| New York Court of Chancery | May 15, 1877

The Chancellor.

Thomas Marsh, deceased, by the third section of his will, which was proved in 1856, bequeathed as follows:

“ I give and bequeath to the children of Mary Ann Morris, formerly wife of Marsh Morris, and daughter of Mary Ann and Jacob Marsh, the interest on my stock in the Rahway Bank, said interest to be paid upon the receipt of their guardian only, until the youngest shall attain the age of twenty-one, and afterwards to them only, and upon their own receipts during their lives and the life of the survivor of them. After their death, said stock to be equally divided between the children of Mary Ann Marsh, widow of Jacob Marsh, as aforesaid.”

By the sixth section he declared as follows:

“And in case of the death of any of the children of the said Mary Ann Marsh and Mary Ann Morris, before coming into possession of any of the legacies .herein bequeathed to them, my will is that the share 'of such deceased should go to his or her issue, if any ; if none, then such share is to be equally divided among the survivors.”
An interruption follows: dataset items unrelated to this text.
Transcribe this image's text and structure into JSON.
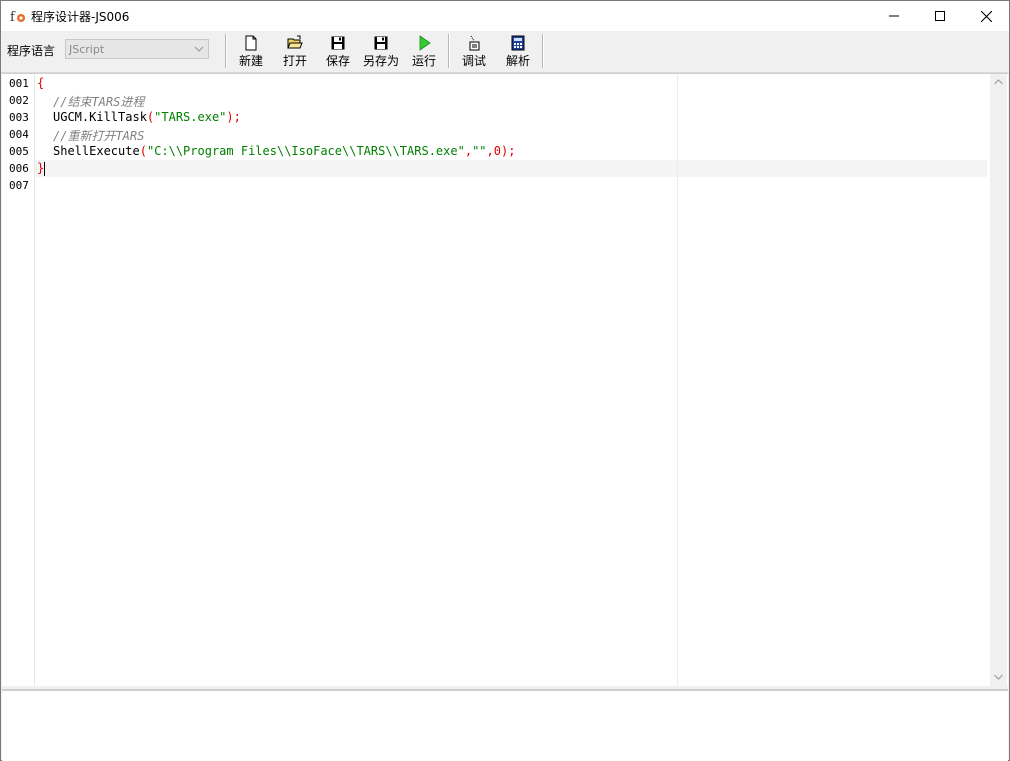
{
  "window": {
    "title": "程序设计器-JS006",
    "controls": [
      "minimize",
      "maximize",
      "close"
    ]
  },
  "toolbar": {
    "language_label": "程序语言",
    "language_value": "JScript",
    "buttons": [
      {
        "label": "新建",
        "icon": "new-file-icon"
      },
      {
        "label": "打开",
        "icon": "open-folder-icon"
      },
      {
        "label": "保存",
        "icon": "floppy-disk-icon"
      },
      {
        "label": "另存为",
        "icon": "save-as-icon"
      },
      {
        "label": "运行",
        "icon": "run-play-icon"
      },
      {
        "label": "调试",
        "icon": "debug-icon"
      },
      {
        "label": "解析",
        "icon": "parse-calculator-icon"
      }
    ]
  },
  "editor": {
    "line_numbers": [
      "001",
      "002",
      "003",
      "004",
      "005",
      "006",
      "007"
    ],
    "lines": {
      "l1_brace": "{",
      "l2_comment": "//结束TARS进程",
      "l3_call": "UGCM.KillTask",
      "l3_open": "(",
      "l3_str": "\"TARS.exe\"",
      "l3_close": ");",
      "l4_comment": "//重新打开TARS",
      "l5_call": "ShellExecute",
      "l5_open": "(",
      "l5_str1": "\"C:\\\\Program Files\\\\IsoFace\\\\TARS\\\\TARS.exe\"",
      "l5_comma1": ",",
      "l5_str2": "\"\"",
      "l5_comma2": ",",
      "l5_num": "0",
      "l5_close": ");",
      "l6_brace": "}"
    },
    "colors": {
      "punctuation": "#e00000",
      "comment": "#808080",
      "string": "#008000"
    }
  },
  "output": {
    "text": ""
  }
}
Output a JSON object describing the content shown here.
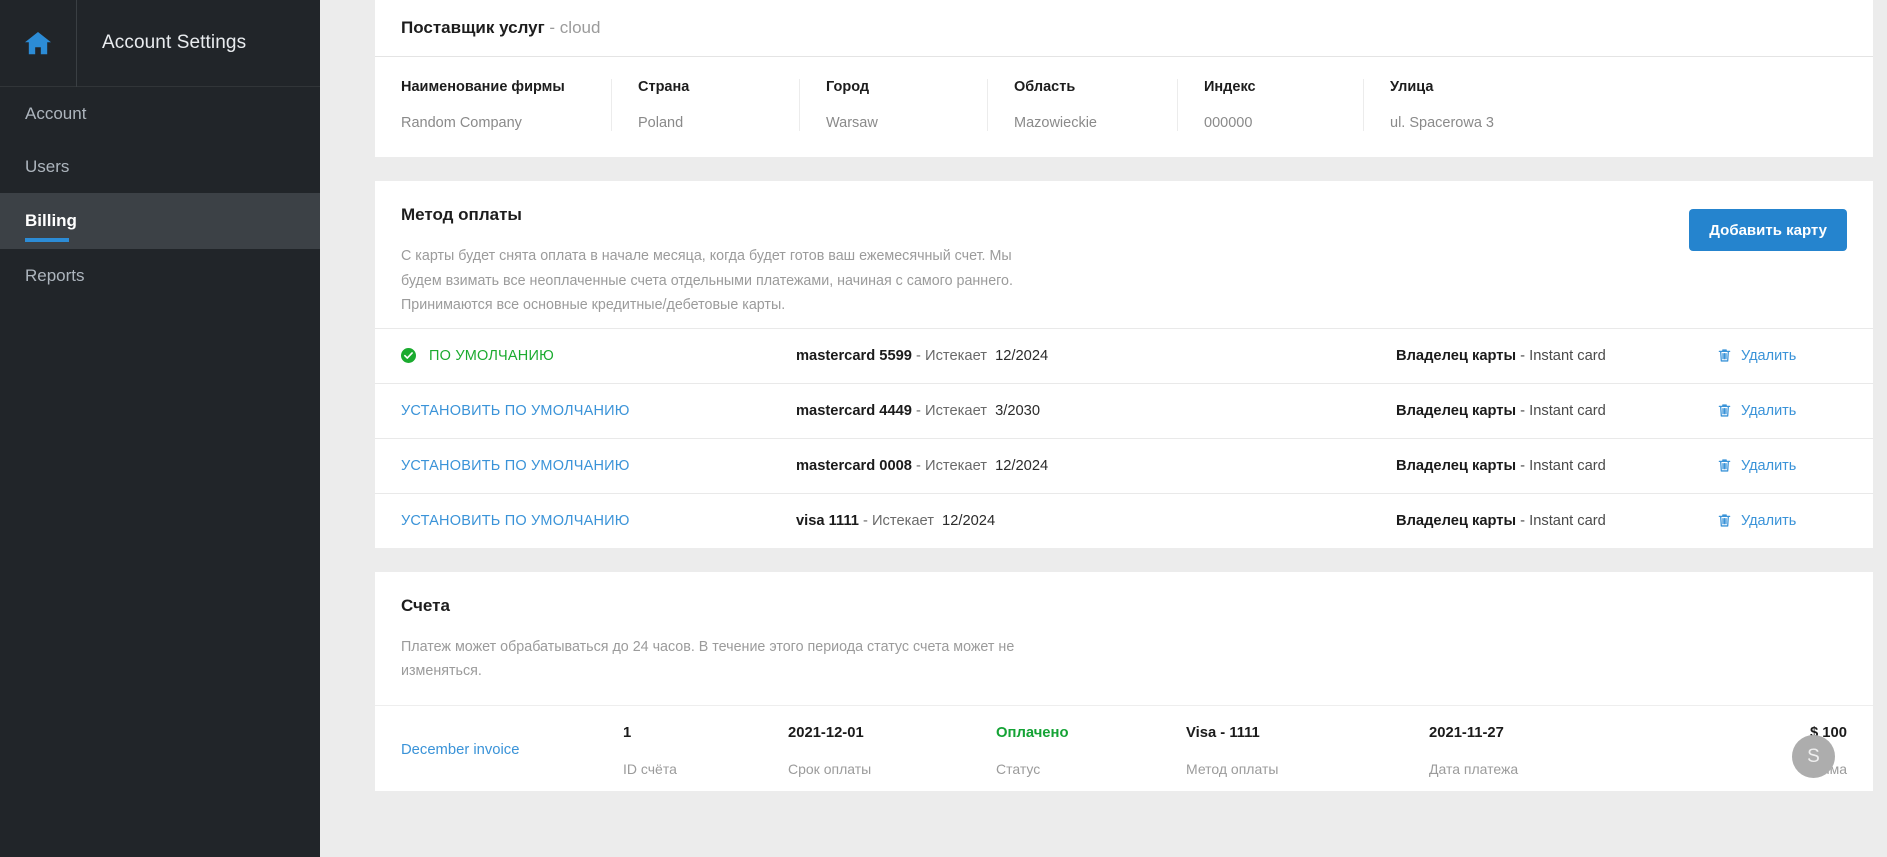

Mrs. Marsh had two children, Mrs. Harris, and the defendant, Mrs. Tichenor. Mrs. Harris died in 1870, leaving one child, the complainant. The question is, whether the complainant is entitled to a share of the dividends upon the bank stock mentioned in the third section of the will, or whether the defendant is entitled to all of them as survivor. The testator indeed did not intend that the survivor of the children of Mary Ann Morris should receive the whole of the dividends in every event. He provided against it in the sixth section, in the event of the death of one of the legatees leaving issue, “before coming into possession” of her legacy. In that event the issue was to take her share, but otherwise it was to go to the survivor.

The gift was to a class, to the children of Mary Ann Morris. Payment was, in the language of the will, to be made *330to their guardian only, until the youngest should attain to the age of twenty-one'years, and afterwards to the children only, and upon their own receipts, during their lives and the life of the survivor of them.

The right of survivorship flowed from the gift to the children as a class. It appears from the express provisions of the bequest, that it was the intention of the testator that the right of survivorship should exist, except in the event, that the legatees should die leaving issue before the vesting of the legacy, in which case the issue was to be substituted.

The children of Mary Ann Morris both came into possession of the legacies. The legacies therefore vested in them as a class, and the right of survivorship followed. The bill will be dismissed, with costs.